Context
Northstar Retail ingests customer profile data from its CRM (Salesforce), e-commerce platform (Shopify), and support system (Zendesk). Today, nightly batch jobs load each source independently into Snowflake, causing conflicting values for fields like email, phone, address, and loyalty status; analysts and downstream services do not know which source to trust.
You need to design a pipeline that consolidates these records into a single golden customer table while preserving lineage, handling source conflicts deterministically, and supporting both daily batch loads and near-real-time updates for critical fields.
Scale Requirements
- Sources: 3 primary systems, with 2 more planned within 6 months
- Volume: 45M customer records total, ~8M daily changed rows, ~2K CDC events/sec peak
- Latency: <15 minutes for CDC-driven updates, <2 hours for full daily reconciliation
- Storage: 12 TB raw historical data retained for 1 year; curated warehouse tables retained indefinitely
- Availability: 99.9% successful pipeline runs per month
Requirements
- Ingest batch extracts and CDC streams from all source systems into a raw layer with immutable history.
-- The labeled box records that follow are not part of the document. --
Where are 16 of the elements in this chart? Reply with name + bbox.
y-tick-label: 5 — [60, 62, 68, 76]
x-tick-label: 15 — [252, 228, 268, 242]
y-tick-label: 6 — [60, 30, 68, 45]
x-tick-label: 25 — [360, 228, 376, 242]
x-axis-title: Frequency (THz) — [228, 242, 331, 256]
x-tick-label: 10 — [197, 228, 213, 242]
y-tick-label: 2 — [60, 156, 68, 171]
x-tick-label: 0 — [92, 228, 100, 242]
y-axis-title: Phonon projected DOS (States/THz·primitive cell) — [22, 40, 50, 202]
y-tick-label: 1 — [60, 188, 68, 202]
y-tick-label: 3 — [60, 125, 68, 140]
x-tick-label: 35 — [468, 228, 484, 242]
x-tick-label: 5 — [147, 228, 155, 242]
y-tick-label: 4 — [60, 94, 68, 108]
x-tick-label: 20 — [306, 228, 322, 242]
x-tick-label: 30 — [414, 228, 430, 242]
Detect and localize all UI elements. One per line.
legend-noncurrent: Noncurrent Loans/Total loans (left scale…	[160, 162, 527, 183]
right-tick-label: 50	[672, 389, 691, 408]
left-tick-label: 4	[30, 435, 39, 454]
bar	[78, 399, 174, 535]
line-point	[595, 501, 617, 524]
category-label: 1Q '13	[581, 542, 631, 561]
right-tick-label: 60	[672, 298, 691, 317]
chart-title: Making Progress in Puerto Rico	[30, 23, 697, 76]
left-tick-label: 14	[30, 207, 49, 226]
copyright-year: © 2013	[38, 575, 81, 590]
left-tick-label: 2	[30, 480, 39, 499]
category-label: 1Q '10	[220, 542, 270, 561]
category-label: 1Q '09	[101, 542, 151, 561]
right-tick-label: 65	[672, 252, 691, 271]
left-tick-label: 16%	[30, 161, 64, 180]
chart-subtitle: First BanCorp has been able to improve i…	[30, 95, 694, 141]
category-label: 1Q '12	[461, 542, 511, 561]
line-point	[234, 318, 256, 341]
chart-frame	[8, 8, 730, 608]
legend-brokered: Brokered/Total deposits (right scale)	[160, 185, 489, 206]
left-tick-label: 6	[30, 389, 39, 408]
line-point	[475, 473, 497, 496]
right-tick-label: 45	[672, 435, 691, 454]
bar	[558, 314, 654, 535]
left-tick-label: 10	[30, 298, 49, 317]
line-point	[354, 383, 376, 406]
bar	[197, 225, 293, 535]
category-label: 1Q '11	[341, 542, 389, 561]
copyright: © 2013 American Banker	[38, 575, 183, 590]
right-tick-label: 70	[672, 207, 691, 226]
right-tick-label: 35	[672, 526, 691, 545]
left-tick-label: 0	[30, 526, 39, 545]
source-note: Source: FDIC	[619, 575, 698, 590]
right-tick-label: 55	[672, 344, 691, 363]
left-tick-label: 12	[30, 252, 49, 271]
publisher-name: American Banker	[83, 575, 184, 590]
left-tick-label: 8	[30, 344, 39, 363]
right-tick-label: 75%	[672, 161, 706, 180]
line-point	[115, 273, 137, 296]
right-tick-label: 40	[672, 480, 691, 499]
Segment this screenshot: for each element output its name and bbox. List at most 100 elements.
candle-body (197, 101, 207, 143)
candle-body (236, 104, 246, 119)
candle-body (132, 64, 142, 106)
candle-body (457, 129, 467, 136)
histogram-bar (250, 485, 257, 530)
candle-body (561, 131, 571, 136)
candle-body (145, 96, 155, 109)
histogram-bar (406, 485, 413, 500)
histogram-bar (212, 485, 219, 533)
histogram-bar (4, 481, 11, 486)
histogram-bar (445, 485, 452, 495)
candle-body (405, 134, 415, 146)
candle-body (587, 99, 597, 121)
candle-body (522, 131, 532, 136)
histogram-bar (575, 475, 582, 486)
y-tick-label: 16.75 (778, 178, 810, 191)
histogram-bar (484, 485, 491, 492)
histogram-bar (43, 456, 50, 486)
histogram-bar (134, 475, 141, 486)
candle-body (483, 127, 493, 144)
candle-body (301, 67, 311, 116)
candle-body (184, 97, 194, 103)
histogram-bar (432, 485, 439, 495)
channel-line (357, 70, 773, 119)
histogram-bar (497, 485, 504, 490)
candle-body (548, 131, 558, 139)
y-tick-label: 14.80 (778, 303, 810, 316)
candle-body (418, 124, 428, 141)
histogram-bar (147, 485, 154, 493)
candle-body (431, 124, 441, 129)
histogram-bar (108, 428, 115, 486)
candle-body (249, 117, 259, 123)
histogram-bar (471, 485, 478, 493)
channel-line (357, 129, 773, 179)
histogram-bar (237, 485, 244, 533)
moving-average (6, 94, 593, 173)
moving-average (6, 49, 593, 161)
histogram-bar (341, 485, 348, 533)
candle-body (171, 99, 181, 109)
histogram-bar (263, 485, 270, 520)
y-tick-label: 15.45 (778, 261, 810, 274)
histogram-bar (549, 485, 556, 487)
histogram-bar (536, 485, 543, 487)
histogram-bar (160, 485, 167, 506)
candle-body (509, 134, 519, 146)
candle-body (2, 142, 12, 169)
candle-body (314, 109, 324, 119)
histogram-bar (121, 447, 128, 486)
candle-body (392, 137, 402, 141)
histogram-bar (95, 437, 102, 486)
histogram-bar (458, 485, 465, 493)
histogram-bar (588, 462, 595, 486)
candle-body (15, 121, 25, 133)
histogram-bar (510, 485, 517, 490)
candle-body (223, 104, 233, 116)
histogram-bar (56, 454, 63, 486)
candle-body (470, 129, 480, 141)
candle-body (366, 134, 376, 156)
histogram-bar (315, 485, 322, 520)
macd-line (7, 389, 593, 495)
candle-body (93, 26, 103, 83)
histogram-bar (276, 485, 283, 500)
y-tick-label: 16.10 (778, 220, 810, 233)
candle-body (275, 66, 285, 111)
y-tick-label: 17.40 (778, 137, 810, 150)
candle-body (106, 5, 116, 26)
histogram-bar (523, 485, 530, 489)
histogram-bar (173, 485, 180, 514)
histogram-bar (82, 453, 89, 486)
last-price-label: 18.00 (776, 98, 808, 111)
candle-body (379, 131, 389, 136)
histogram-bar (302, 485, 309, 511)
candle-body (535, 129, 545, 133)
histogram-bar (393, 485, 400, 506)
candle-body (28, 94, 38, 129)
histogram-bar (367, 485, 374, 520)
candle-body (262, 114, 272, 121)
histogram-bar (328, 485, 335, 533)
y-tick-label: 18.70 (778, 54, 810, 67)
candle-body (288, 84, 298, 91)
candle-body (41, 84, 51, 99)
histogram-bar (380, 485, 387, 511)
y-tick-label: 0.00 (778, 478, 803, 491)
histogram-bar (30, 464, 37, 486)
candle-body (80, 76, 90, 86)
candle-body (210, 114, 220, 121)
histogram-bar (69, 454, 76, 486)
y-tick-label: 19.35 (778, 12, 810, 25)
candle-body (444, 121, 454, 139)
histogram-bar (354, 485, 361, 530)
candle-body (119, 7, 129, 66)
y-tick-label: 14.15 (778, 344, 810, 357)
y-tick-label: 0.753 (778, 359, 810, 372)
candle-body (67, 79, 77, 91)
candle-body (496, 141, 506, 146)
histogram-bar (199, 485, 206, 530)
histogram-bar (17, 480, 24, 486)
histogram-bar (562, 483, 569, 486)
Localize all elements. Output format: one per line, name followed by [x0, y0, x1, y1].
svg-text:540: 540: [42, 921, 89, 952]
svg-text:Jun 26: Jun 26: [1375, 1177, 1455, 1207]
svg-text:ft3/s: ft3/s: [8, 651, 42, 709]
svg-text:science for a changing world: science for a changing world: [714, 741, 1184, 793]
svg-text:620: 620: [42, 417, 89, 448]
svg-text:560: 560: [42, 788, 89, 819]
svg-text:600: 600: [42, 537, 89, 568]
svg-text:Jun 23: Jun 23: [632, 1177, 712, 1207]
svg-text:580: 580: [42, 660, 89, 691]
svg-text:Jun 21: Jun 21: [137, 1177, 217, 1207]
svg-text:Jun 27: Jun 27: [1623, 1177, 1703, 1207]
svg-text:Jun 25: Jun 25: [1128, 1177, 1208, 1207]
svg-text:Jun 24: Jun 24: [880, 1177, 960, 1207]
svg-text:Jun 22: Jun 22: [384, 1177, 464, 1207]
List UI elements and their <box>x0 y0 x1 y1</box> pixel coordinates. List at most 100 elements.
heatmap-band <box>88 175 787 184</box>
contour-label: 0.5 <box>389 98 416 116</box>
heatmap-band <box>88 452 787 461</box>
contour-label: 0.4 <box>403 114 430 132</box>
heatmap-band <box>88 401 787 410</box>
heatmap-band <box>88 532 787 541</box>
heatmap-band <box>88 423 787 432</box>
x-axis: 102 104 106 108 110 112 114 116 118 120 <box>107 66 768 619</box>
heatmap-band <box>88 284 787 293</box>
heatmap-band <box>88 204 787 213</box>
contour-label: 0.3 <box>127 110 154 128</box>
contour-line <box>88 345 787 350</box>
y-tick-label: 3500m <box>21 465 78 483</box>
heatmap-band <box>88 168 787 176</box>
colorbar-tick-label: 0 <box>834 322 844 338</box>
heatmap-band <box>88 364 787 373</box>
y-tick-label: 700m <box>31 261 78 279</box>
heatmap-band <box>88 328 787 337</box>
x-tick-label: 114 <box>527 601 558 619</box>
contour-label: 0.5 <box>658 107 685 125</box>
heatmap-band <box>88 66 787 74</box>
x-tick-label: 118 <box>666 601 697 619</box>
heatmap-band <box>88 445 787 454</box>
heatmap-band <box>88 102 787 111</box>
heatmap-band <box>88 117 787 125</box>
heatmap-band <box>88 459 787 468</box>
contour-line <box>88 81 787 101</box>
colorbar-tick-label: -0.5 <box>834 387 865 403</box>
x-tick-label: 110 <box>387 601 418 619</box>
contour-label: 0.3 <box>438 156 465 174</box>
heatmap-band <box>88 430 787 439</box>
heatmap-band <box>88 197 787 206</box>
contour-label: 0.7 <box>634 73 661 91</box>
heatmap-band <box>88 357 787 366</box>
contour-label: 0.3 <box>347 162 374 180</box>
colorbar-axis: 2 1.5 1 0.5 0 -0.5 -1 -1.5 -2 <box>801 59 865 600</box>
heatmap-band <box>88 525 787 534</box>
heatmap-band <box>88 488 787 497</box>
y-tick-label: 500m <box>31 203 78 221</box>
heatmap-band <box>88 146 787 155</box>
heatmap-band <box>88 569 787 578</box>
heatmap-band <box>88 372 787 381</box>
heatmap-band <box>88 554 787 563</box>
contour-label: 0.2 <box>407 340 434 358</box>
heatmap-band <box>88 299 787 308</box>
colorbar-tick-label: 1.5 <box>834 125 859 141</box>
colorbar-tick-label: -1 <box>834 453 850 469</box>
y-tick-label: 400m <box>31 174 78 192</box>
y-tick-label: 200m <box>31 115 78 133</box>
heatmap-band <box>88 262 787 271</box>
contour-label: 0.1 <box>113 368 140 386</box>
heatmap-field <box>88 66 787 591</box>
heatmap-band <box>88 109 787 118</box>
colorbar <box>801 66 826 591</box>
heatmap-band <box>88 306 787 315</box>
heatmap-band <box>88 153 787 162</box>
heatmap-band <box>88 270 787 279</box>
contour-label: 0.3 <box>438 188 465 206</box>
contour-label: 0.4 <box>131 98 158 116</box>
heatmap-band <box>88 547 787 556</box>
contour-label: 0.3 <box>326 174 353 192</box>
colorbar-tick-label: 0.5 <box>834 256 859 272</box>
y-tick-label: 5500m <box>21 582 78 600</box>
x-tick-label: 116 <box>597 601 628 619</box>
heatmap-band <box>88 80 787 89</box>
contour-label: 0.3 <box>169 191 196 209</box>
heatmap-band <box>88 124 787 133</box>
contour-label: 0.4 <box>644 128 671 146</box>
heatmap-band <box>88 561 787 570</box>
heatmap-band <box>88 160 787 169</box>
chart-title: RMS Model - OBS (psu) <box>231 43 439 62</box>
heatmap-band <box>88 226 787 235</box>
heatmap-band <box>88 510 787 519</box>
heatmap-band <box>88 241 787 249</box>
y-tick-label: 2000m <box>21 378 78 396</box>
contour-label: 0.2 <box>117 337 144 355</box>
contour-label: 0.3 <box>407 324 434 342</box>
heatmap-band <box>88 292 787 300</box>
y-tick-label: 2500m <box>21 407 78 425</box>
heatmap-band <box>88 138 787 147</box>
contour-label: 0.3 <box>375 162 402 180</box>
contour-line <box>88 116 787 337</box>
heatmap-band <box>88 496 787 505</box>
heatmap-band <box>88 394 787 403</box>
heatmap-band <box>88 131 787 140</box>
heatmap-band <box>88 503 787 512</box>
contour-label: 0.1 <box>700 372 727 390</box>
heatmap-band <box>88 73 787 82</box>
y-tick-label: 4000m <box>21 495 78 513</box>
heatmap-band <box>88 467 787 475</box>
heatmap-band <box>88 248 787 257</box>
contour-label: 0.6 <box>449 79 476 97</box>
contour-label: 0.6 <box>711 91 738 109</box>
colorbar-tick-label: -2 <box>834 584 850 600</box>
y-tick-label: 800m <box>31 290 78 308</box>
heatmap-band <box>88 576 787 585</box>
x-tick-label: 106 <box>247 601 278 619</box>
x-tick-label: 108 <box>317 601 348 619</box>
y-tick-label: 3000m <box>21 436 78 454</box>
- Standardize schemas, normalize fields (email casing, phone formatting, address parsing), and assign a canonical customer key.
- Implement conflict resolution rules, such as source priority, recency, field-level trust scores, and survivorship logic.
- Preserve auditability: every golden record field must be traceable to its source record and resolution rule.
- Ensure idempotent reprocessing for retries, backfills, and late-arriving updates.
- Publish a curated
golden_customer table for analytics and operational consumers.
- Define monitoring, alerting, and failure recovery for data quality and freshness.
Constraints
- Existing stack is AWS + Snowflake; avoid introducing more than one new stateful platform.
- Team size is 3 data engineers; operational complexity must stay low.
- PII must be encrypted at rest and in transit; access must be role-based.
- Budget target is <$18K/month incremental infrastructure cost.